The Medieval Inheritance

Many medieval traditions, including mummers, folk plays, and tableau vivants, continue until this day. Others, such as the English mystery cycles, have been revived in later centuries as an expression of historical interest and civic pride. Medieval plays influenced the Renaissance dramas of the golden age of theatre that was to come. Later playwrights, including Strindberg, have also looked to medieval drama for inspiration. While the middle ages seem remote in many respects, in other ways they are still with us.

One example of the dual nature of the medieval inheritance is the passion play performed in the German town of Oberammergau. Passion plays were already an old-fashioned throwback when from 1632 to 1633 the bubonic plague struck the town of Oberammergau. Residents vowed that if God spared them, they would for the rest of time produce a play depicting the life and death of Christ. In 1634, the town produced the play for the first time. Though originally Oberammergau put on the play every year, the town later shifted to producing the play once every 10 years.

Today, the people of Oberammergau still produce a passion play once every decade. The huge undertaking now involves more than 2,000 performers, musicians, and stagehands. About half a million people come from all over the world to witness the event. The play is now performed in a specially built outdoor theatre from May to October in years ending with zero. Each performance lasts about seven hours and includes a meal break.

While Oberammergau has the longest tradition of performing a passion play, many other communities have revived this medieval form for the modern era. Frequently, they have adapted it drastically for modern tastes and sensibilities. The New Jerusalem Theatre in Brejo da Madre de Deus in Brazil hosts an annual passion play in what is probably the largest outdoor theatrical space in the world. Since 1968, Eureka Springs, Arkansas has played host to one of the largest annual passion plays in the United States, which takes place in a 4,000-seat amphitheatre. The Mormon Miracle Pageant in Manti, Utah includes a non-biblical episode about Christ appearing to Native Americans that appears in The Book of Mormon.

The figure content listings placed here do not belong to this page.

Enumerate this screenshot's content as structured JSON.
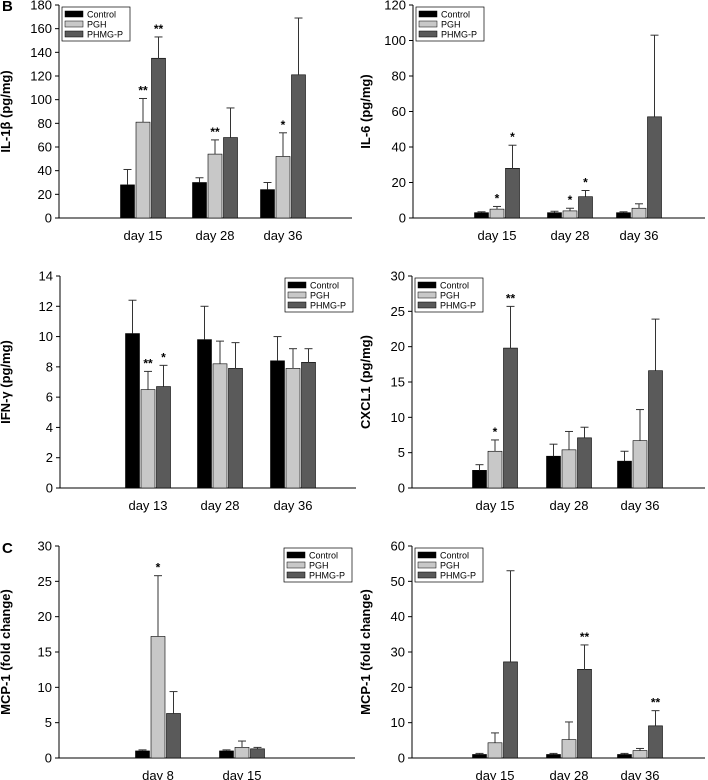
{
  "panel_letters": [
    "B",
    "C"
  ],
  "series_names": [
    "Control",
    "PGH",
    "PHMG-P"
  ],
  "series_colors": [
    "#000000",
    "#c8c8c8",
    "#5a5a5a"
  ],
  "chart_data": [
    {
      "type": "bar",
      "id": "il1b",
      "ylabel": "IL-1β (pg/mg)",
      "ylim": [
        0,
        180
      ],
      "yticks": [
        0,
        20,
        40,
        60,
        80,
        100,
        120,
        140,
        160,
        180
      ],
      "categories": [
        "day 15",
        "day 28",
        "day 36"
      ],
      "series": [
        {
          "name": "Control",
          "values": [
            28,
            30,
            24
          ],
          "errors": [
            13,
            4,
            6
          ],
          "significance": [
            "",
            "",
            ""
          ]
        },
        {
          "name": "PGH",
          "values": [
            81,
            54,
            52
          ],
          "errors": [
            20,
            12,
            20
          ],
          "significance": [
            "**",
            "**",
            "*"
          ]
        },
        {
          "name": "PHMG-P",
          "values": [
            135,
            68,
            121
          ],
          "errors": [
            18,
            25,
            48
          ],
          "significance": [
            "**",
            "",
            ""
          ]
        }
      ]
    },
    {
      "type": "bar",
      "id": "il6",
      "ylabel": "IL-6 (pg/mg)",
      "ylim": [
        0,
        120
      ],
      "yticks": [
        0,
        20,
        40,
        60,
        80,
        100,
        120
      ],
      "categories": [
        "day 15",
        "day 28",
        "day 36"
      ],
      "series": [
        {
          "name": "Control",
          "values": [
            3,
            3,
            3
          ],
          "errors": [
            0.5,
            0.8,
            0.5
          ],
          "significance": [
            "",
            "",
            ""
          ]
        },
        {
          "name": "PGH",
          "values": [
            5,
            4,
            5.5
          ],
          "errors": [
            1.5,
            1.5,
            2.5
          ],
          "significance": [
            "*",
            "*",
            ""
          ]
        },
        {
          "name": "PHMG-P",
          "values": [
            28,
            12,
            57
          ],
          "errors": [
            13,
            3.5,
            46
          ],
          "significance": [
            "*",
            "*",
            ""
          ]
        }
      ]
    },
    {
      "type": "bar",
      "id": "ifng",
      "ylabel": "IFN-γ (pg/mg)",
      "ylim": [
        0,
        14
      ],
      "yticks": [
        0,
        2,
        4,
        6,
        8,
        10,
        12,
        14
      ],
      "categories": [
        "day 13",
        "day 28",
        "day 36"
      ],
      "series": [
        {
          "name": "Control",
          "values": [
            10.2,
            9.8,
            8.4
          ],
          "errors": [
            2.2,
            2.2,
            1.6
          ],
          "significance": [
            "",
            "",
            ""
          ]
        },
        {
          "name": "PGH",
          "values": [
            6.5,
            8.2,
            7.9
          ],
          "errors": [
            1.2,
            1.5,
            1.3
          ],
          "significance": [
            "**",
            "",
            ""
          ]
        },
        {
          "name": "PHMG-P",
          "values": [
            6.7,
            7.9,
            8.3
          ],
          "errors": [
            1.4,
            1.7,
            0.9
          ],
          "significance": [
            "*",
            "",
            ""
          ]
        }
      ]
    },
    {
      "type": "bar",
      "id": "cxcl1",
      "ylabel": "CXCL1 (pg/mg)",
      "ylim": [
        0,
        30
      ],
      "yticks": [
        0,
        5,
        10,
        15,
        20,
        25,
        30
      ],
      "categories": [
        "day 15",
        "day 28",
        "day 36"
      ],
      "series": [
        {
          "name": "Control",
          "values": [
            2.5,
            4.5,
            3.8
          ],
          "errors": [
            0.8,
            1.7,
            1.4
          ],
          "significance": [
            "",
            "",
            ""
          ]
        },
        {
          "name": "PGH",
          "values": [
            5.2,
            5.4,
            6.7
          ],
          "errors": [
            1.6,
            2.6,
            4.4
          ],
          "significance": [
            "*",
            "",
            ""
          ]
        },
        {
          "name": "PHMG-P",
          "values": [
            19.8,
            7.1,
            16.6
          ],
          "errors": [
            5.9,
            1.5,
            7.3
          ],
          "significance": [
            "**",
            "",
            ""
          ]
        }
      ]
    },
    {
      "type": "bar",
      "id": "mcp1a",
      "ylabel": "MCP-1 (fold change)",
      "ylim": [
        0,
        30
      ],
      "yticks": [
        0,
        5,
        10,
        15,
        20,
        25,
        30
      ],
      "categories": [
        "day 8",
        "day 15"
      ],
      "series": [
        {
          "name": "Control",
          "values": [
            1,
            1
          ],
          "errors": [
            0.15,
            0.15
          ],
          "significance": [
            "",
            ""
          ]
        },
        {
          "name": "PGH",
          "values": [
            17.2,
            1.5
          ],
          "errors": [
            8.6,
            0.9
          ],
          "significance": [
            "*",
            ""
          ]
        },
        {
          "name": "PHMG-P",
          "values": [
            6.3,
            1.3
          ],
          "errors": [
            3.1,
            0.2
          ],
          "significance": [
            "",
            ""
          ]
        }
      ]
    },
    {
      "type": "bar",
      "id": "mcp1b",
      "ylabel": "MCP-1 (fold change)",
      "ylim": [
        0,
        60
      ],
      "yticks": [
        0,
        10,
        20,
        30,
        40,
        50,
        60
      ],
      "categories": [
        "day 15",
        "day 28",
        "day 36"
      ],
      "series": [
        {
          "name": "Control",
          "values": [
            1,
            1,
            1
          ],
          "errors": [
            0.3,
            0.3,
            0.3
          ],
          "significance": [
            "",
            "",
            ""
          ]
        },
        {
          "name": "PGH",
          "values": [
            4.3,
            5.2,
            2.1
          ],
          "errors": [
            2.8,
            5,
            0.6
          ],
          "significance": [
            "",
            "",
            ""
          ]
        },
        {
          "name": "PHMG-P",
          "values": [
            27.2,
            25.1,
            9.1
          ],
          "errors": [
            25.8,
            6.9,
            4.3
          ],
          "significance": [
            "",
            "**",
            "**"
          ]
        }
      ]
    }
  ]
}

The popularity of biblical movie epics from the films of Cecil B. DeMille to Mel Gibson's The Passion of the Christ also owe a great deal to the medieval inheritance. Critics have attacked all of these productions for perpetuating negative traditions of the middle ages, including anti-Semitism. Supporters of these plays argue they are inspired by genuine religious conviction, that they teach important lessons, that they build civic pride, and that they help generate money for the local economy. All of these motivations are shared with the original guilds, confraternities, and professional acting troupes that performed drama in the middle ages. Also, some medieval critics leveled similar charges that passion plays created mischief and perpetuated erroneous doctrines. In more ways than one, the middle ages are closer to us than we might think.